In Live Free or Die Hard, the line is used not only as a "buildup to some hammer punch," but as a self-referential quote. McClane delivers it with a self-awareness that "Yes, this is my defining catchphrase." Only in real life, no one has one of those. By this point McClane is treating himself like the iconic character that he is, but he shouldn't be so aware of it. Like the production design, it's another touch that makes the world of LF/DH (there, Zack, I used it) a little too movie-world.
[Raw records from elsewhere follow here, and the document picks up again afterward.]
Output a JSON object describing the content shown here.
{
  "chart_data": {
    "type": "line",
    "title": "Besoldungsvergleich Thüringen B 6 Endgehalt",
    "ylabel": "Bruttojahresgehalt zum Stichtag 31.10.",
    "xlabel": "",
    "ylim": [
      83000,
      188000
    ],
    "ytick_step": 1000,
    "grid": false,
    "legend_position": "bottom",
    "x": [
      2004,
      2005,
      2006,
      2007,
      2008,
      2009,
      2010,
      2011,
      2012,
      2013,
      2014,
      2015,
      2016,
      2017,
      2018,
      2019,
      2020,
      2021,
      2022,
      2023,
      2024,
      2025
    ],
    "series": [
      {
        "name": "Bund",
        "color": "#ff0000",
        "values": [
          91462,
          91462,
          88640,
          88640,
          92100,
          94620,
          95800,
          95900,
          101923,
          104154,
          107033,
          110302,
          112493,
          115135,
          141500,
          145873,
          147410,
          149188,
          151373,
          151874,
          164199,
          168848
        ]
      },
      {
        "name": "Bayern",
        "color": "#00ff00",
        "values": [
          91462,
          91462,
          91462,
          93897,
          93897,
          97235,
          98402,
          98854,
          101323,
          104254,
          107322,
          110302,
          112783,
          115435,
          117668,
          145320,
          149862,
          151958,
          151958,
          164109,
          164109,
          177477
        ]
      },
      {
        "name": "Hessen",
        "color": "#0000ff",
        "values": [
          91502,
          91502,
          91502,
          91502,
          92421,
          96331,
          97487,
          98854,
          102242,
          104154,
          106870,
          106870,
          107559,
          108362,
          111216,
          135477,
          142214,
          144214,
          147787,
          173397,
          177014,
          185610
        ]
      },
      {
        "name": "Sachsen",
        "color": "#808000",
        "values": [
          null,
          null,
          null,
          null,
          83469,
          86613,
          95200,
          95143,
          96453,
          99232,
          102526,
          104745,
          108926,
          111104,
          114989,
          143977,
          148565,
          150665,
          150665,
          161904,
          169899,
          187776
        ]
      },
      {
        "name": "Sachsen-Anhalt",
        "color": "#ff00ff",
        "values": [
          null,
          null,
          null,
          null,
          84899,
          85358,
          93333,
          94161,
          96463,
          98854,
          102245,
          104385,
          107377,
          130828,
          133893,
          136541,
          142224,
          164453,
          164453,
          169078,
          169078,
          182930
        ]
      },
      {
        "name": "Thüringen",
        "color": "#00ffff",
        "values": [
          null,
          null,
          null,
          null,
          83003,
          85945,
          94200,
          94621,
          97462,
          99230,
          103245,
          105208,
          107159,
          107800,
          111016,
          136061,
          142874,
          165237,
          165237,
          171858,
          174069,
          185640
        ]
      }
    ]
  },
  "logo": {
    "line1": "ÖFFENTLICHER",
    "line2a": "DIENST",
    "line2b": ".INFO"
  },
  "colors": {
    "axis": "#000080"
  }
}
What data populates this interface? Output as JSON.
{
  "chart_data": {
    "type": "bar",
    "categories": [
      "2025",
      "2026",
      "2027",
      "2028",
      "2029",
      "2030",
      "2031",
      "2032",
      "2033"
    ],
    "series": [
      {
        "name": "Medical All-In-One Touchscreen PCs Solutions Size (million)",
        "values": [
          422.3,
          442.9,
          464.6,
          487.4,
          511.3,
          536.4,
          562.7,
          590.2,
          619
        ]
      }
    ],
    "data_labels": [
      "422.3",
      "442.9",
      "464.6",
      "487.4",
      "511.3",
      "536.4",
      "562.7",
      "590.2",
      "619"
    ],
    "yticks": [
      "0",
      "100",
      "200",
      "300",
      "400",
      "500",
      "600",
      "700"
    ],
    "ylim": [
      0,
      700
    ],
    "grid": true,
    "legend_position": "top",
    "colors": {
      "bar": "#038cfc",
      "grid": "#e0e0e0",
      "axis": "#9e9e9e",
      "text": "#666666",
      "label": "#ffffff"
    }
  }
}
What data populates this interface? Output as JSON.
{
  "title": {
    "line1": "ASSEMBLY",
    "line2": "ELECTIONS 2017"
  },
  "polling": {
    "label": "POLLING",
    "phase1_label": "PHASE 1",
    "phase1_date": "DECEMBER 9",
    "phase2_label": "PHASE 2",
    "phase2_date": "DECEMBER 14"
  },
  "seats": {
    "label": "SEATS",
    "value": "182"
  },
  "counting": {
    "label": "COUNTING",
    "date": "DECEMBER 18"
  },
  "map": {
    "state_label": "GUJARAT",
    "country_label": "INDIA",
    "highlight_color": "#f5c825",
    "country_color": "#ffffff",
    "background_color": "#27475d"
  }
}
Vegas Vacation is another fourth sequel, one that followed long after everyone thought the series was over. And besides not being written by John Hughes and not being funny, one of its missteps was to spend the third act telling us what made the Griswolds a great family. It got self-conscious, as though the new shepards of the franchise had tried really hard to analyze what made the previous movies tick, and were so thrilled with what they discovered that they just had to share it with us. Except that the old movies never bothered to tell us why they were good, they were just good in that way, and that was enough.

Similarly, LF/DH labors too much to tell us about what makes McClane who he is. Why he's a hero, the sacrifices he's made, what it's cost him. He's the guy who acts when there's nobody else there to do it. Well, duh. We know that. That's why we're here. Enough with the self-aware analysis of the Die Hard mythos. That's the job of critics and bloggers. Your job is to enact it, not to spell it out so that we know you know.

Also! The plot, particularly the bad guys' plan, is dumb and/or unbelievable in ways that Steve sums up well, but I guess my expectations were low in that department.

So that's Live Free or Die Hard. The title is perfect, the action is cool, Bruce Willis is badass and so is Maggie Q, Justin Long is funny and the daughter is well-cast. This was the sequel I was most excited about this summer (though guardedly so) and overall it did not disappoint. I had feared worse. It could have been better, but it's not bad and overall more enjoyable than Die Hard 2.